From this vision of national grief came her own evocation of personal grief: the cauterizing loss of "Woman with Dead Child," in l903, a series so full of pain it is difficult to view. As Ms. Prelinger describes it: "In 1903 she creates what may be her strongest image ... where you see a nude woman almost ferociously cradling a dead child, such a moving and such a grief-stricken image....
"And then finally with war, (World War I in which she lost her son, Peter) revolution, and death, Kathe Kollwitz became convinced that her art had to have a purpose. In l922 she wrote in her diary: `Actually my art is still art.... I want to have an effect upon this era, in which human beings are so much at a loss and so in need of help.' "
The Kollwitz exhibition, which includes more than 100 drawings, prints, and sculptures will be on view at the National Gallery through Aug. 16. It is part of the Tribute to Germany which has been taking place at the Kennedy Center for the Performing Arts.

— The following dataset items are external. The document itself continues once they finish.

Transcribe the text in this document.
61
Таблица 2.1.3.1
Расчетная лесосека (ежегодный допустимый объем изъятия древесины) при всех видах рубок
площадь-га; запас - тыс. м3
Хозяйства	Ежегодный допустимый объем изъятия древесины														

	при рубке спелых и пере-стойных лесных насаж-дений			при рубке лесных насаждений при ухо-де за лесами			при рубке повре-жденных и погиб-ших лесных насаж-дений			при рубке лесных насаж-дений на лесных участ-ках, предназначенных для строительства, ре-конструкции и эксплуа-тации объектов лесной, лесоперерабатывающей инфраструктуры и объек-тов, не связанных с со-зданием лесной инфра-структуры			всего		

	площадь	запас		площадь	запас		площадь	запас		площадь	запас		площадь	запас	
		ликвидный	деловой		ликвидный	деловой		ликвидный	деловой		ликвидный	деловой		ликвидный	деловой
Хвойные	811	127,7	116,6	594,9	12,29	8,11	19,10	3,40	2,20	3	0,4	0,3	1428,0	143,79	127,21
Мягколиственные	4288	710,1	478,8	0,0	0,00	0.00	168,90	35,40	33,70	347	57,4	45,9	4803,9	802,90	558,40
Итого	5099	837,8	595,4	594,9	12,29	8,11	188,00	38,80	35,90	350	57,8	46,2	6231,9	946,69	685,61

"The Kollwitz exhibit is something of a first, the first international Kollwitz show we've been able to locate in which the great American holdings and of course the fabulous German, English, and other collections were brought together," says gallery director J. Carter Brown.
"It traces Kathe Kollwitz's artistic development as one of the best-loved artists of recent years, an artist of enormous sensitivity, of compassion, and great visual articulateness. For the first time we're bringing different aspects, including some of her use of color which like all of her art is very subtle, but gains in power from the subtlety," he says.